People who live in metropolitan coastal areas often struggle to understand how vast certain regions of the nation are, and how this size prevents access to care. The distance creates a lack of partner physicians who can provide clinical oversight and a shortage of subspecialty expertise. Additionally, many rural and independent hospitals struggle to get costs reimbursed in a timely enough manner to continue operations as usual. These shortages directly impact the quality of patient care.
A Public Option
One of the most substantial problems facing Americans is how to pay for the high cost of care if their employers fail to offer them insurance. Additionally, people with disabilities who get denied when they apply for benefits often go without necessary coverage while they wait for a judge to approve their claims. Going without needed care poses significant health risks. Minor problems that doctors could fix simply and affordably often blossom into devastatingly expensive and potentially deadly headaches when neglected.

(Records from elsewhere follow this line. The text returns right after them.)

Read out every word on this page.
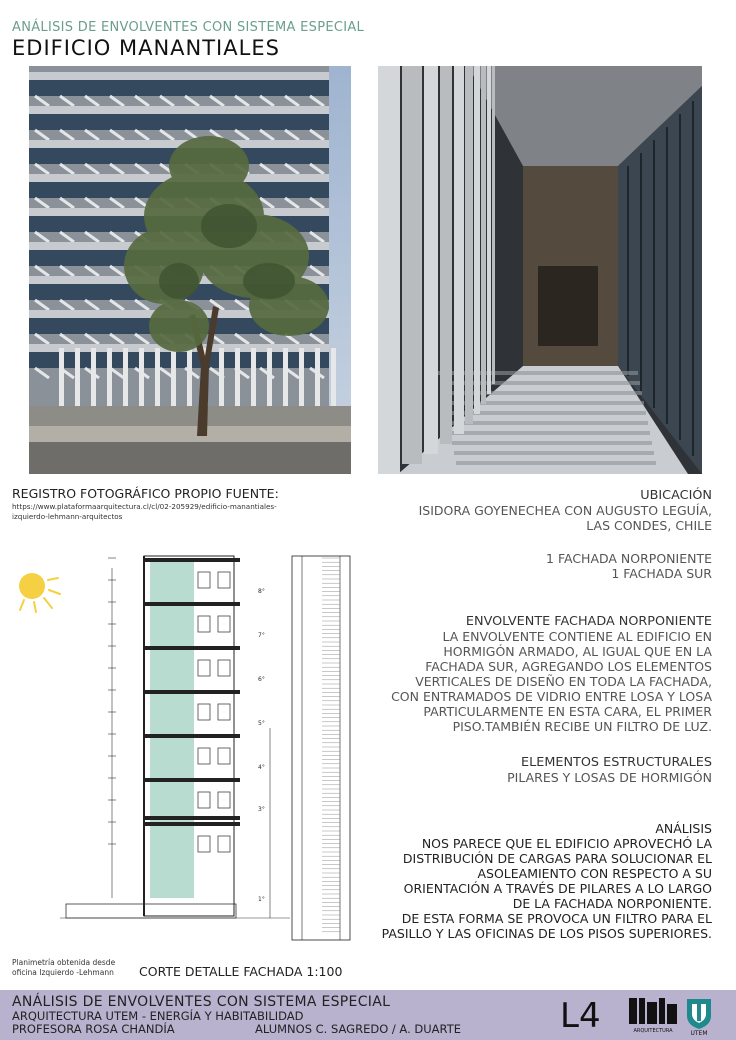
ANÁLISIS DE ENVOLVENTES CON SISTEMA ESPECIAL
EDIFICIO MANANTIALES
REGISTRO FOTOGRÁFICO PROPIO FUENTE:
https://www.plataformaarquitectura.cl/cl/02-205929/edificio-manantiales-izquierdo-lehmann-arquitectos
UBICACIÓN
ISIDORA GOYENECHEA CON AUGUSTO LEGUÍA,
LAS CONDES, CHILE
1 FACHADA NORPONIENTE
1 FACHADA SUR
ENVOLVENTE FACHADA NORPONIENTE
LA ENVOLVENTE CONTIENE AL EDIFICIO EN
HORMIGÓN ARMADO, AL IGUAL QUE EN LA
FACHADA SUR, AGREGANDO LOS ELEMENTOS
VERTICALES DE DISEÑO EN TODA LA FACHADA,
CON ENTRAMADOS DE VIDRIO ENTRE LOSA Y LOSA
PARTICULARMENTE EN ESTA CARA, EL PRIMER
PISO.TAMBIÉN RECIBE UN FILTRO DE LUZ.
ELEMENTOS ESTRUCTURALES
PILARES Y LOSAS DE HORMIGÓN
ANÁLISIS
NOS PARECE QUE EL EDIFICIO APROVECHÓ LA
DISTRIBUCIÓN DE CARGAS PARA SOLUCIONAR EL
ASOLEAMIENTO CON RESPECTO A SU
ORIENTACIÓN A TRAVÉS DE PILARES A LO LARGO
DE LA FACHADA NORPONIENTE.
DE ESTA FORMA SE PROVOCA UN FILTRO PARA EL
PASILLO Y LAS OFICINAS DE LOS PISOS SUPERIORES.
8°
7°
6°
5°
4°
3°
1°
Planimetría obtenida desde oficina Izquierdo -Lehmann	CORTE DETALLE FACHADA 1:100
ANÁLISIS DE ENVOLVENTES CON SISTEMA ESPECIAL
ARQUITECTURA UTEM - ENERGÍA Y HABITABILIDAD
PROFESORA ROSA CHANDÍA	ALUMNOS C. SAGREDO / A. DUARTE	L4	ARQUITECTURA	UTEM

A public option would provide a stepping stone toward more government involvement in health care, although the Colorado model still allows for insurance industry involvement. The plan would cap administrative costs at no more than 15%. The program would operate similarly to Medicare — only anyone of any age could participate.
Reining in Prescription Drug Costs
Another problem contributing to the health care crisis in America is the soaring cost of prescription drugs. The Colorado legislature took action to cap the price of insulin at $100 to prevent unnecessary deaths from diabetes. It also approved the importation of lower-cost drugs from Canada and is awaiting federal approval on the plan.
Criticisms of the Plan
The plan isn’t without critics. For example, proponents of a Medicare for All-style health plan argue that the federally run Medicare program features administrative costs averaging just over 1%, not 15%. They also say that a public option will create a caste system of sorts, with those who rely on the public option waiting longer for care and receiving substandard services.
The hospital industry, too, weighed in with disapproval. The plan includes rate setting to keep institutions from charging more to privately insured patients. Administrators argue that they need to charge more to these individuals to make up for budget shortfalls from reimbursements from Medicare and Medicaid. However, the result is that patients with high deductibles and copays often avoid the emergency room even when they need it, fearing an unexpected bill.
Nevertheless, Colorado is making strides in providing accessible health care. Any interventions to prevent the senseless deaths occurring annually deserve applause.
Making Health Care More Affordable and Accessible for All Americans
America faces a health care crisis, and Colorado is one state that is leading the way in addressing it. Other states can follow its lead if society hopes to improve the lives of Americans who are living without insurance.